Il se définit lui-même comme le "Macron des musulmans". À 46 ans, le Franco-Turc Ahmet Ogras prend samedi la tête du Conseil français du culte musulman (CFCM), jusque-là toujours piloté par des Maghrébins. Et c'est peu dire que l'homme est attendu au tournant, tant ses liens avec l’AKP, le Parti de la justice et du développement, au pouvoir en Turquie depuis 2002 et avec l’entourage, à Ankara, du président Recep Tayyip Erdogan posent question, tout comme son manque d'expérience théologique.
Une première pour l'islam turc. La prise de fonction d'Ahmet Ogras, ingénieur devenu gérant d'une agence de voyages à Paris, n'est pas une surprise. Depuis 2013, l'association qui a vocation à représenter les musulmans de France auprès de l'État a changé ses statuts, instaurant une présidence tournante tous les deux ans. Après la grande mosquée de Paris, liée à l'Algérie, et le Rassemblement des musulmans de France (RMF), proche du Maroc, c'est donc au tour du Comité de coordination des musulmans turcs de France (CCMTF), qui fédère 250 des 2.500 mosquées et salles de prière françaises, de manœuvrer. Ce qui n'est pas sans causer un certain malaise, alors que le pouvoir turc est accusé de dérive autoritaire voire islamiste.
Des liens décriés avec Ankara. Les détracteurs du nouveau président du CFCM ne manquent pas. Ce qu'ils lui reprochent, c'est sa proximité avec l'entourage du président turc. Son beau-frère travaille notamment au service des relations publiques du palais présidentiel. "Lui c'est lui et moi c'est moi", réplique-t-il.

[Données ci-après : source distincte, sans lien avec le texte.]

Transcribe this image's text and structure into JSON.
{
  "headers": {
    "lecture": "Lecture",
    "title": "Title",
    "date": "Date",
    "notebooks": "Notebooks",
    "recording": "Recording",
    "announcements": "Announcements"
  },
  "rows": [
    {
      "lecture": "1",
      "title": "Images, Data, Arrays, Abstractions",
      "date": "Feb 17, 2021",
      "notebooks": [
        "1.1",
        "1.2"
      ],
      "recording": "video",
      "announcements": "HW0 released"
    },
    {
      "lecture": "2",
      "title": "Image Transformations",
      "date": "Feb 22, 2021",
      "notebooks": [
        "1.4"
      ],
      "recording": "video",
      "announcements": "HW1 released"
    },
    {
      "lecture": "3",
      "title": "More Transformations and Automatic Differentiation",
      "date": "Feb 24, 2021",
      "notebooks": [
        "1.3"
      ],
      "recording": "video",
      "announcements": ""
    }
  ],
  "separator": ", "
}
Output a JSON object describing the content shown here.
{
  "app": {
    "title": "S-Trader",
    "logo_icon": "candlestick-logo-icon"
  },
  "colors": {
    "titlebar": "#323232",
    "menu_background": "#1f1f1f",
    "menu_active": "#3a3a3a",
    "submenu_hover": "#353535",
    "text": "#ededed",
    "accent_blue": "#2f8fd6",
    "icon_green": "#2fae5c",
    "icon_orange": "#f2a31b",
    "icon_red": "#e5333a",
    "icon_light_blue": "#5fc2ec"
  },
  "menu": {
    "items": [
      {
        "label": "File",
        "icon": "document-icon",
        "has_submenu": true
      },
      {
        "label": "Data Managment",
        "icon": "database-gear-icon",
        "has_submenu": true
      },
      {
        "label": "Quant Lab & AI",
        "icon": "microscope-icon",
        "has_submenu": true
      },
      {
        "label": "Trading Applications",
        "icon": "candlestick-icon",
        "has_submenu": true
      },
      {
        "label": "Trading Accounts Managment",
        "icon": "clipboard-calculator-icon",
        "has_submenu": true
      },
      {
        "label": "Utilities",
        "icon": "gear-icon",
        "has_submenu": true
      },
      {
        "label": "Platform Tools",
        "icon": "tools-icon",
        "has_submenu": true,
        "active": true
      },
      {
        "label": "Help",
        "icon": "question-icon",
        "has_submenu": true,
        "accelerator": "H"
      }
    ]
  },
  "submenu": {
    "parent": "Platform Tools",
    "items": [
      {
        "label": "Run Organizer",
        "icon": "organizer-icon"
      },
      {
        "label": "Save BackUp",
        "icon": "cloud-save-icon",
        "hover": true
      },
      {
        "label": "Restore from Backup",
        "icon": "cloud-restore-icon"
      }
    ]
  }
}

Ingénieur de formation, Ahmet Ogras a participé au milieu des années 2000 à la fondation de l’Union des démocrates turcs européens (UDTE), proche de l’AKP, bien que l'intéressé réfute tout lien direct avec le parti au pouvoir en Turquie depuis 2002. "Seulement des liens d’amitié et une reconnaissance mutuelle avec Erdogan", jure-t-il auprès de La Croix. À ses yeux, ce dernier est d'ailleurs un "modèle de démocratie", comme il l'a déjà dit en 2014. Avec l'UDTE, Ahmet Ogras a notamment participé aux manifestations contre la reconnaissance du génocide arménien en France. C'est l’UDTE, encore, qui a organisé en Allemagne des manifestations en soutien au président Erdogan après la tentative de putsch raté.
" Le CFCM, c'est le Conseil français du culte musulman, pas le Conseil d'Erdogan "
"Il n'y a pas de doute, il est sous le contrôle de la Diyanet", affirme auprès de l'AFP un bon connaisseur du paysage musulman français, en désignant la puissante présidence des affaires religieuses turques, qui détache 150 imams auprès de sa succursale de droit français, la Ditib, et qui est accusée de chercher à capter ses voix au seul profit électoral d'Erdoğan et de son parti.
En interne, certains ne cachent pas leur appréhension. Cette proximité inquiète jusqu'aux pouvoirs publics, "au point que l’ancien gouvernement aurait souhaité tenter une action diplomatique auprès d’Ankara pour le faire remplacer", écrit encore La Croix. En interne, les avis sont pour le moins réservés. "Quand j'ai lu les premiers articles sur ses liens avec Ankara, je n'ai pas tellement apprécié", avoue le secrétaire général du CFCM, Abdallah Zekri, joint par Europe1.fr. "Chacun est libre d'avoir des relations avec son pays, mais le CFCM, c'est le Conseil français du culte musulman, pas le Conseil d'Erdogan", tonne-t-il. Également président de l'Observatoire national contre l'islamophobie, Abdallah Zekri promet d'ailleurs d'être "très attentif" aux premiers mois d'Ahmet Ogras. "Qu'il ne pense pas qu'il va décider ce qu'il veut. Si les choses ne tournent pas bien, le conseil d'administration se réunira et remettra en cause le bureau", prévient-il encore.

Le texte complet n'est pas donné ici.